Desde los primeros tiempos de la organización política, allá por 1853, decidimos tomar la forma de la democracia representativa y por lo tanto a las leyes las dicta el Congreso por sistema de mayoría. No estamos en un modelo de sociedad en el que las decisiones se tomen en asambleas.

Cuando el texto todavía no se conocía oficialmente se escucharon algunas críticas. El debate -que incluye las críticas- es una herramienta indispensable en una sociedad moderna.

Necesidad de una crítica objetiva

Para sumar, la crítica debe ser objetiva y constructiva.
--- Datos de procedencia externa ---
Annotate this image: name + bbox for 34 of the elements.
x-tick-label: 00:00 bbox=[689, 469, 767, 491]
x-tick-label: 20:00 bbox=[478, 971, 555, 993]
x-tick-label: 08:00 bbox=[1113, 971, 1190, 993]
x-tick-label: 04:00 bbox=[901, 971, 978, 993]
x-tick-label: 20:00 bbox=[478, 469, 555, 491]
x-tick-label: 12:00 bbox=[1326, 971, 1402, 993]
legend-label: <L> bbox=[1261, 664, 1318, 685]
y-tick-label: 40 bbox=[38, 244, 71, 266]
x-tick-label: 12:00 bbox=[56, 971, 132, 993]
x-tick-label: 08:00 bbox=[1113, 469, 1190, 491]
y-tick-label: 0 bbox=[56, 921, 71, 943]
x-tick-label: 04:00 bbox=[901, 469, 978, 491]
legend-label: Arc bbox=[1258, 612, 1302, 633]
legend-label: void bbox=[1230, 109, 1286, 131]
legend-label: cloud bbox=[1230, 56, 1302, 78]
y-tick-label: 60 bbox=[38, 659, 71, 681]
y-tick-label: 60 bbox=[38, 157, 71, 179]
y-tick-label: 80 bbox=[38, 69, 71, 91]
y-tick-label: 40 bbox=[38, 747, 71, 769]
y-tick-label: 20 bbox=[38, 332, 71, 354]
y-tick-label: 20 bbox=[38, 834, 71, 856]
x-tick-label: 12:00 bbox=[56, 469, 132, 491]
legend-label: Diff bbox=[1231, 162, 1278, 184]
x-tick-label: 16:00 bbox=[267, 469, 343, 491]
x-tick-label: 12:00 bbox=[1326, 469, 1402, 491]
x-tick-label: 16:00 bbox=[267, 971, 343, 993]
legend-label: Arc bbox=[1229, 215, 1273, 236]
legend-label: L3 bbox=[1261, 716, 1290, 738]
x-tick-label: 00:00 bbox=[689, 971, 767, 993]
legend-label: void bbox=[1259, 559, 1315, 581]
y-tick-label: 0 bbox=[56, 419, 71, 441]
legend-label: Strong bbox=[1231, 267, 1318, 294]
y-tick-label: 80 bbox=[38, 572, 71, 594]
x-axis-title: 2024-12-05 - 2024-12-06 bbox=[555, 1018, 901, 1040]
Apuntamos dos cuestiones: primero, se quiere convocar a una “consulta popular” para que el pueblo se pueda manifestar en contra del anteproyecto. Pero este mecanismo constitucional de las democracias semidirectas -Art. 40- está previsto para el caso de apoyar un proyecto, no para rechazar. Y segundo, se fustiga por la “disminución del monto de la pena” en algunos delitos y no es así ya que lo realizado fue poner en orden las penas de acuerdo con los valores jurídicos en danza (actualmente hay delitos contra la propiedad que tienen una pena mayor que otro contra la vida) aparte de subir el monto de 150 delitos. Además, se “termina con la reincidencia”, pero en verdad lo que se hace es poner en manos del juez la evaluación del caso (quien libró un cheque sin fondos y luego en una noche de juerga se lleva una bicicleta, siendo que en ambos casos repara el daño, es reincidente, pero el que viola y mata a su víctima no lo es); se acaba con la prisión perpetua, siendo que se puso un tope en los treinta años -la mitad de una vida- que es el máximo para el caso de genocidio en el ámbito internacional.

Se escucha, casi como un zumbido ramplón, que las penas son muy blandas y por lo tanto es una suerte de invitación a delinquir. A ver; desde principios de 2000 se han incrementado los montos de las penas, ¿puede alguien decir que se han disminuido los delitos en esta última década?

Solicitamos de nuestros dirigentes claridad de conceptos y coherencia en el obrar. El problema de la llamada “inseguridad” no pasa por el derecho penal, pero en la parte que corresponde, es un engaño bregar por el monto de la pena; lo que si debe hacerse es dotar los medios para lograr una mayor rapidez y eficacia. ¿Qué sentido tiene una condena a los tres, cinco o siete años de cometerse el hecho?

En ese ruego esperamos no sólo la sensatez que la hora requiere sino que se entreguen nuevas ideas plasmadas en un código.

Una ley requiere del mayor consenso posible para ser efectiva, si no es letra muerta. Ese consenso se debe construir con acuerdos de alta política, no con discursos sensibleros en estudios televisivos.

(*) Abogado, fiscal, profesor ordinario de la UNL y en la escuela Domingo Guzmán Silva.

Una ley requiere del mayor consenso para ser efectiva, si no es letra muerta. Ese consenso se debe construir con acuerdos de alta política, no con discursos sensibleros en estudios televisivos.